Reams and reams have been
written on Rohith’s predicament and there is yet no end to the things in the
heart. One reason for the endless outpouring maybe our incapacity to access an
educated, 28 year old Dalit’s mind. We are groping.
Sisyphus, the giant, has been asked
to push a boulder up the mountain. From the peak, the boulder comes rolling
down and Sisyphus has to resume his labour – push the boulder up again.
In the 60s, every University
coffee house existentialist contemplated Sisyphus, as the ultimate metaphor for
life’s futility. It was a fad. But for a Dalit tailor’s son, life’s
meaninglessness must seem very real because now an educated mind has been
placed on his shoulders. This, as the establishment’s walls grow higher each
day even as universities churn out more and more Dalits, some quite as exceptional
as Rohith. The Rohiths of this world have no network, no ties of school or
blood to enable them clamber onto a higher rung. The sewage cleaner has no aim
other than a mechanical desire to keep sewers clean. Rohith has been cursed
with aspiration. They represent two tragedies.
Visit a five star hotel and statuesque
men and women, impeccably clad, populate the main lobbies, arrival desks,
restaurants. In sharp contrast are the keepers of the toilets: these are
smaller men and women of weaker bone structure, more frugally dressed. These
are Dalits, (I believe Valmikis are preferred) hired on contract from private
agencies. The picture is similar in shopping malls, hospitals, airports,
restaurants.
Placing Dalits on the rolls of
these establishments would be risky: men and women employed to clean toilets
and keep the establishments tidy would begin to look for upward mobility
outside areas of sanitation. This would upset the unstated caste balance in the
job market.
Caste hierarchies are thus
regularized in collusion with the state. How would the state expect hundreds of
thousands of Rohiths to cope with this confusing reality.
Some years ago, there was a
minor agitation in the All India Institute of Medical Sciences against three
upper caste candidates (two Brahmins) who inveigled themselves into the
sanitation department. Marxist leaders intervened to call off the agitation.
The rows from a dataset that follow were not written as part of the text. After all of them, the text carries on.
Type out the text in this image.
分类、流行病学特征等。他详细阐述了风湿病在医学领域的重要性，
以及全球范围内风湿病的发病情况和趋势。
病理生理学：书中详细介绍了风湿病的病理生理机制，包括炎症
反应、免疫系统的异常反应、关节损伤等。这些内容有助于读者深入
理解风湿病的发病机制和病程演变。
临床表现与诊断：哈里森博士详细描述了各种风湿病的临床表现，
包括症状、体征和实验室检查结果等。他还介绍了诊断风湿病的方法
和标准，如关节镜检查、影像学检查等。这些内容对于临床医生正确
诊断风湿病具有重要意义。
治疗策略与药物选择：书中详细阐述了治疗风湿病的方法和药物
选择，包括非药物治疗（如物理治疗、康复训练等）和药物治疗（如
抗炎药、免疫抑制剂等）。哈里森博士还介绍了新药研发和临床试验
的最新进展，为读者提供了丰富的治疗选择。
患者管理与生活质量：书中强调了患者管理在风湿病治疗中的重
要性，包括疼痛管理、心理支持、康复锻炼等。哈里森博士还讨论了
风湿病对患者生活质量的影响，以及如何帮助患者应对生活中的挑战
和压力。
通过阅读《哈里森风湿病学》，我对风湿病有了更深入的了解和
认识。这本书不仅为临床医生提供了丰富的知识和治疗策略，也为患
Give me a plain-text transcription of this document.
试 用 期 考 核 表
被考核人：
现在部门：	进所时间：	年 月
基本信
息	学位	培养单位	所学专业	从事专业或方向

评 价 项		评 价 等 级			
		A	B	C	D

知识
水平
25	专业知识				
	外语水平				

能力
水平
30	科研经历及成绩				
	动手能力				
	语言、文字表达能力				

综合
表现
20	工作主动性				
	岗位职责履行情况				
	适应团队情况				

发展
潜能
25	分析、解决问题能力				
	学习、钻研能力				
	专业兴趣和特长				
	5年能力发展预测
They thought the trend should be encouraged. Brahmins joining as sanitation
labour was a revolutionary social advance.
The reality was different. The
upper caste men never touched the broom or actually worked as sanitation
labour. Soon enough, they were promoted as supervisors and accommodated in
departments far removed from sanitation. Entry as sanitation labour was a ruse.
The Prime Minister’s Swachh
Bharat Abhiyan may be trapped in a paradox. Dalits can’t be made supervisory officers;
officers will not pick up the broom.
A look at some of New Delhi’s
garbage dumps revealed a startling new reality. The new safai mazdoors at these
dumps are not the traditional sanitary workers; many of them are Muslims.
Sachar Committee report on the socio economic condition of Indian Muslims may
be in urgent need of revision. All of this is not unrelated to the condition of
a sensitive Dalit like Rohith.
Nothing in recent years has
encapsulated the Dalit predicament better than Court, the film I mentioned at
the outset.
Narayan Kamble, a folk poet
extremely popular among Dalits, is arrested on a ridiculous charge – that his
poetry may have been responsible for the suicide of a sewage cleaner, who died
by drowning in the sewage.
The police has been used by
the system to silence a poet whose hold on the Dalits may be exploited by the
political opposition. The voluntary act of suicide denies the sewage cleaner any
sympathy for dying in his line of duty. His death is a political act.
The prosecution lawyer argues
against the poet being given bail. The Sessions Judge obliges. There is
absolutely no connect between those administering justice and those in need of
it. In the latter category is Rohith too.